O inquérito tem como base uma representação apresentada pelo deputado Lindbergh Farias (PT-RJ), líder do PT na Câmara. Segundo o procurador-geral da República, Paulo Gonet, há indícios de que Eduardo Bolsonaro tenta pressionar e intimidar autoridades brasileiras, entre elas ministros do STF, integrantes da PGR e da Polícia Federal, por meio de declarações públicas e articulações com autoridades dos Estados Unidos.
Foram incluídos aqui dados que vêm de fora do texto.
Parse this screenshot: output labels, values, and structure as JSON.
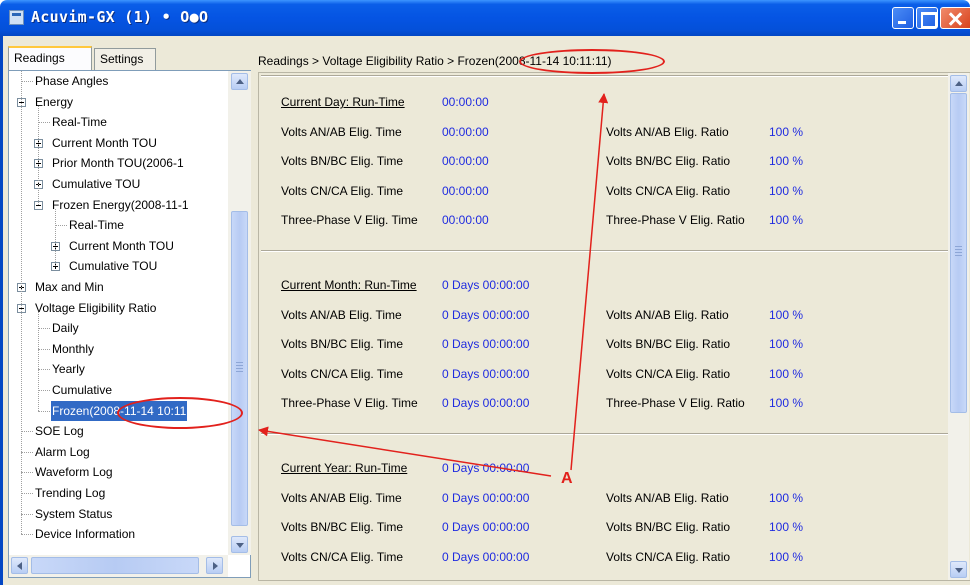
{
  "window": {
    "title": "Acuvim-GX (1) • O●O",
    "buttons": [
      "minimize",
      "maximize",
      "close"
    ]
  },
  "tabs": [
    {
      "label": "Readings",
      "active": true
    },
    {
      "label": "Settings",
      "active": false
    }
  ],
  "tree": {
    "items": [
      {
        "label": "Phase Angles"
      },
      {
        "label": "Energy",
        "expander": "minus"
      },
      {
        "label": "Real-Time"
      },
      {
        "label": "Current Month TOU",
        "expander": "plus"
      },
      {
        "label": "Prior Month TOU(2006-1",
        "expander": "plus"
      },
      {
        "label": "Cumulative TOU",
        "expander": "plus"
      },
      {
        "label": "Frozen Energy(2008-11-1",
        "expander": "minus"
      },
      {
        "label": "Real-Time"
      },
      {
        "label": "Current Month TOU",
        "expander": "plus"
      },
      {
        "label": "Cumulative TOU",
        "expander": "plus"
      },
      {
        "label": "Max and Min",
        "expander": "plus"
      },
      {
        "label": "Voltage Eligibility Ratio",
        "expander": "minus"
      },
      {
        "label": "Daily"
      },
      {
        "label": "Monthly"
      },
      {
        "label": "Yearly"
      },
      {
        "label": "Cumulative"
      },
      {
        "label": "Frozen(2008-11-14 10:11",
        "selected": true
      },
      {
        "label": "SOE Log"
      },
      {
        "label": "Alarm Log"
      },
      {
        "label": "Waveform Log"
      },
      {
        "label": "Trending Log"
      },
      {
        "label": "System Status"
      },
      {
        "label": "Device Information"
      }
    ]
  },
  "breadcrumb": "Readings > Voltage Eligibility Ratio > Frozen(2008-11-14 10:11:11)",
  "sections": [
    {
      "header_label": "Current Day: Run-Time",
      "header_value": "00:00:00",
      "rows": [
        {
          "time_label": "Volts AN/AB Elig. Time",
          "time_value": "00:00:00",
          "ratio_label": "Volts AN/AB Elig. Ratio",
          "ratio_value": "100 %"
        },
        {
          "time_label": "Volts BN/BC Elig. Time",
          "time_value": "00:00:00",
          "ratio_label": "Volts BN/BC Elig. Ratio",
          "ratio_value": "100 %"
        },
        {
          "time_label": "Volts CN/CA Elig. Time",
          "time_value": "00:00:00",
          "ratio_label": "Volts CN/CA Elig. Ratio",
          "ratio_value": "100 %"
        },
        {
          "time_label": "Three-Phase V Elig. Time",
          "time_value": "00:00:00",
          "ratio_label": "Three-Phase V Elig. Ratio",
          "ratio_value": "100 %"
        }
      ]
    },
    {
      "header_label": "Current Month: Run-Time",
      "header_value": "0 Days 00:00:00",
      "rows": [
        {
          "time_label": "Volts AN/AB Elig. Time",
          "time_value": "0 Days 00:00:00",
          "ratio_label": "Volts AN/AB Elig. Ratio",
          "ratio_value": "100 %"
        },
        {
          "time_label": "Volts BN/BC Elig. Time",
          "time_value": "0 Days 00:00:00",
          "ratio_label": "Volts BN/BC Elig. Ratio",
          "ratio_value": "100 %"
        },
        {
          "time_label": "Volts CN/CA Elig. Time",
          "time_value": "0 Days 00:00:00",
          "ratio_label": "Volts CN/CA Elig. Ratio",
          "ratio_value": "100 %"
        },
        {
          "time_label": "Three-Phase V Elig. Time",
          "time_value": "0 Days 00:00:00",
          "ratio_label": "Three-Phase V Elig. Ratio",
          "ratio_value": "100 %"
        }
      ]
    },
    {
      "header_label": "Current Year: Run-Time",
      "header_value": "0 Days 00:00:00",
      "rows": [
        {
          "time_label": "Volts AN/AB Elig. Time",
          "time_value": "0 Days 00:00:00",
          "ratio_label": "Volts AN/AB Elig. Ratio",
          "ratio_value": "100 %"
        },
        {
          "time_label": "Volts BN/BC Elig. Time",
          "time_value": "0 Days 00:00:00",
          "ratio_label": "Volts BN/BC Elig. Ratio",
          "ratio_value": "100 %"
        },
        {
          "time_label": "Volts CN/CA Elig. Time",
          "time_value": "0 Days 00:00:00",
          "ratio_label": "Volts CN/CA Elig. Ratio",
          "ratio_value": "100 %"
        }
      ]
    }
  ],
  "annotation": {
    "label": "A",
    "color": "#e2211c"
  },
  "colors": {
    "titlebar": "#0554e3",
    "value_text": "#1f2be0",
    "selection": "#316ac5"
  }
}
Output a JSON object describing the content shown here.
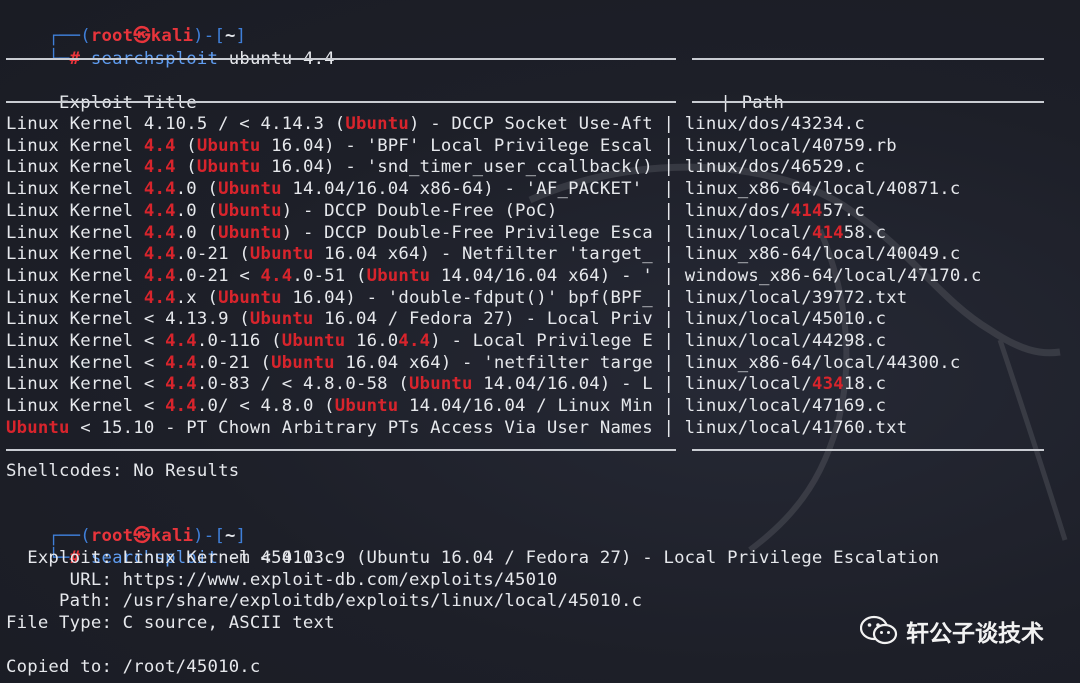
{
  "prompt": {
    "open": "┌──(",
    "user": "root",
    "skull": "㉿",
    "host": "kali",
    "mid": ")-[",
    "dir": "~",
    "close": "]",
    "second": "└─",
    "hash": "#"
  },
  "command1": {
    "name": "searchsploit",
    "args": " ubuntu 4.4"
  },
  "table": {
    "header_title": " Exploit Title",
    "header_sep": "|",
    "header_path": " Path",
    "rows": [
      {
        "segs": [
          [
            "n",
            "Linux Kernel 4.10.5 / < 4.14.3 ("
          ],
          [
            "h",
            "Ubuntu"
          ],
          [
            "n",
            ") - DCCP Socket Use-Aft | linux/dos/43234.c"
          ]
        ]
      },
      {
        "segs": [
          [
            "n",
            "Linux Kernel "
          ],
          [
            "h",
            "4.4"
          ],
          [
            "n",
            " ("
          ],
          [
            "h",
            "Ubuntu"
          ],
          [
            "n",
            " 16.04) - 'BPF' Local Privilege Escal | linux/local/40759.rb"
          ]
        ]
      },
      {
        "segs": [
          [
            "n",
            "Linux Kernel "
          ],
          [
            "h",
            "4.4"
          ],
          [
            "n",
            " ("
          ],
          [
            "h",
            "Ubuntu"
          ],
          [
            "n",
            " 16.04) - 'snd_timer_user_ccallback() | linux/dos/46529.c"
          ]
        ]
      },
      {
        "segs": [
          [
            "n",
            "Linux Kernel "
          ],
          [
            "h",
            "4.4"
          ],
          [
            "n",
            ".0 ("
          ],
          [
            "h",
            "Ubuntu"
          ],
          [
            "n",
            " 14.04/16.04 x86-64) - 'AF_PACKET'  | linux_x86-64/local/40871.c"
          ]
        ]
      },
      {
        "segs": [
          [
            "n",
            "Linux Kernel "
          ],
          [
            "h",
            "4.4"
          ],
          [
            "n",
            ".0 ("
          ],
          [
            "h",
            "Ubuntu"
          ],
          [
            "n",
            ") - DCCP Double-Free (PoC)          | linux/dos/"
          ],
          [
            "h",
            "414"
          ],
          [
            "n",
            "57.c"
          ]
        ]
      },
      {
        "segs": [
          [
            "n",
            "Linux Kernel "
          ],
          [
            "h",
            "4.4"
          ],
          [
            "n",
            ".0 ("
          ],
          [
            "h",
            "Ubuntu"
          ],
          [
            "n",
            ") - DCCP Double-Free Privilege Esca | linux/local/"
          ],
          [
            "h",
            "414"
          ],
          [
            "n",
            "58.c"
          ]
        ]
      },
      {
        "segs": [
          [
            "n",
            "Linux Kernel "
          ],
          [
            "h",
            "4.4"
          ],
          [
            "n",
            ".0-21 ("
          ],
          [
            "h",
            "Ubuntu"
          ],
          [
            "n",
            " 16.04 x64) - Netfilter 'target_ | linux_x86-64/local/40049.c"
          ]
        ]
      },
      {
        "segs": [
          [
            "n",
            "Linux Kernel "
          ],
          [
            "h",
            "4.4"
          ],
          [
            "n",
            ".0-21 < "
          ],
          [
            "h",
            "4.4"
          ],
          [
            "n",
            ".0-51 ("
          ],
          [
            "h",
            "Ubuntu"
          ],
          [
            "n",
            " 14.04/16.04 x64) - ' | windows_x86-64/local/47170.c"
          ]
        ]
      },
      {
        "segs": [
          [
            "n",
            "Linux Kernel "
          ],
          [
            "h",
            "4.4"
          ],
          [
            "n",
            ".x ("
          ],
          [
            "h",
            "Ubuntu"
          ],
          [
            "n",
            " 16.04) - 'double-fdput()' bpf(BPF_ | linux/local/39772.txt"
          ]
        ]
      },
      {
        "segs": [
          [
            "n",
            "Linux Kernel < 4.13.9 ("
          ],
          [
            "h",
            "Ubuntu"
          ],
          [
            "n",
            " 16.04 / Fedora 27) - Local Priv | linux/local/45010.c"
          ]
        ]
      },
      {
        "segs": [
          [
            "n",
            "Linux Kernel < "
          ],
          [
            "h",
            "4.4"
          ],
          [
            "n",
            ".0-116 ("
          ],
          [
            "h",
            "Ubuntu"
          ],
          [
            "n",
            " 16.0"
          ],
          [
            "h",
            "4.4"
          ],
          [
            "n",
            ") - Local Privilege E | linux/local/44298.c"
          ]
        ]
      },
      {
        "segs": [
          [
            "n",
            "Linux Kernel < "
          ],
          [
            "h",
            "4.4"
          ],
          [
            "n",
            ".0-21 ("
          ],
          [
            "h",
            "Ubuntu"
          ],
          [
            "n",
            " 16.04 x64) - 'netfilter targe | linux_x86-64/local/44300.c"
          ]
        ]
      },
      {
        "segs": [
          [
            "n",
            "Linux Kernel < "
          ],
          [
            "h",
            "4.4"
          ],
          [
            "n",
            ".0-83 / < 4.8.0-58 ("
          ],
          [
            "h",
            "Ubuntu"
          ],
          [
            "n",
            " 14.04/16.04) - L | linux/local/"
          ],
          [
            "h",
            "434"
          ],
          [
            "n",
            "18.c"
          ]
        ]
      },
      {
        "segs": [
          [
            "n",
            "Linux Kernel < "
          ],
          [
            "h",
            "4.4"
          ],
          [
            "n",
            ".0/ < 4.8.0 ("
          ],
          [
            "h",
            "Ubuntu"
          ],
          [
            "n",
            " 14.04/16.04 / Linux Min | linux/local/47169.c"
          ]
        ]
      },
      {
        "segs": [
          [
            "h",
            "Ubuntu"
          ],
          [
            "n",
            " < 15.10 - PT Chown Arbitrary PTs Access Via User Names | linux/local/41760.txt"
          ]
        ]
      }
    ]
  },
  "shellcodes": "Shellcodes: No Results",
  "command2": {
    "name": "searchsploit",
    "args": " -m 45010.c"
  },
  "details": [
    "  Exploit: Linux Kernel < 4.13.9 (Ubuntu 16.04 / Fedora 27) - Local Privilege Escalation",
    "      URL: https://www.exploit-db.com/exploits/45010",
    "     Path: /usr/share/exploitdb/exploits/linux/local/45010.c",
    "File Type: C source, ASCII text",
    "",
    "Copied to: /root/45010.c"
  ],
  "watermark": "轩公子谈技术",
  "colors": {
    "background": "#1d1f28",
    "prompt_frame": "#3f7fd8",
    "prompt_user": "#e8343b",
    "highlight": "#d8242c",
    "text": "#e6e8ec"
  }
}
Entre os principais pontos da investigação estão declarações do parlamentar licenciado em redes sociais e entrevistas em que afirma trabalhar para que o governo norte-americano aplique sanções contra membros do Judiciário brasileiro. Ele mencionou, por exemplo, a possibilidade de bloqueio de bens, proibição de entrada nos EUA e restrições a transações comerciais. As medidas, segundo a PGR, configurariam o que o próprio Eduardo chamou de “pena de morte civil internacional”.

Gonet afirmou que o objetivo das ações seria interferir no andamento de processos em curso no Supremo, incluindo a ação penal contra o ex-presidente Jair Bolsonaro, pai de Eduardo, acusado de liderar uma organização criminosa voltada à tentativa de ruptura da ordem democrática após as eleições de 2022.

A PGR também solicitou à Polícia Federal o monitoramento das publicações de Eduardo e a preservação do conteúdo como forma de garantir a integridade das provas. Além disso, pediu que Jair Bolsonaro seja ouvido no inquérito, já que, conforme declarações públicas, ele arca com os custos da permanência do filho nos EUA e poderia se beneficiar diretamente das ações descritas.

No documento enviado ao STF, Gonet apontou possíveis crimes como coação no curso do processo, tentativa de embaraço à investigação de organização criminosa e atos que configuram ameaça ao livre exercício dos poderes constitucionais.

A apuração foi motivada, entre outros fatores, por declarações feitas por Eduardo Bolsonaro de que “quanto mais o julgamento contra Bolsonaro avança, mais essas sanções serão aceleradas”. O caso agora segue sob análise do ministro Alexandre de Moraes.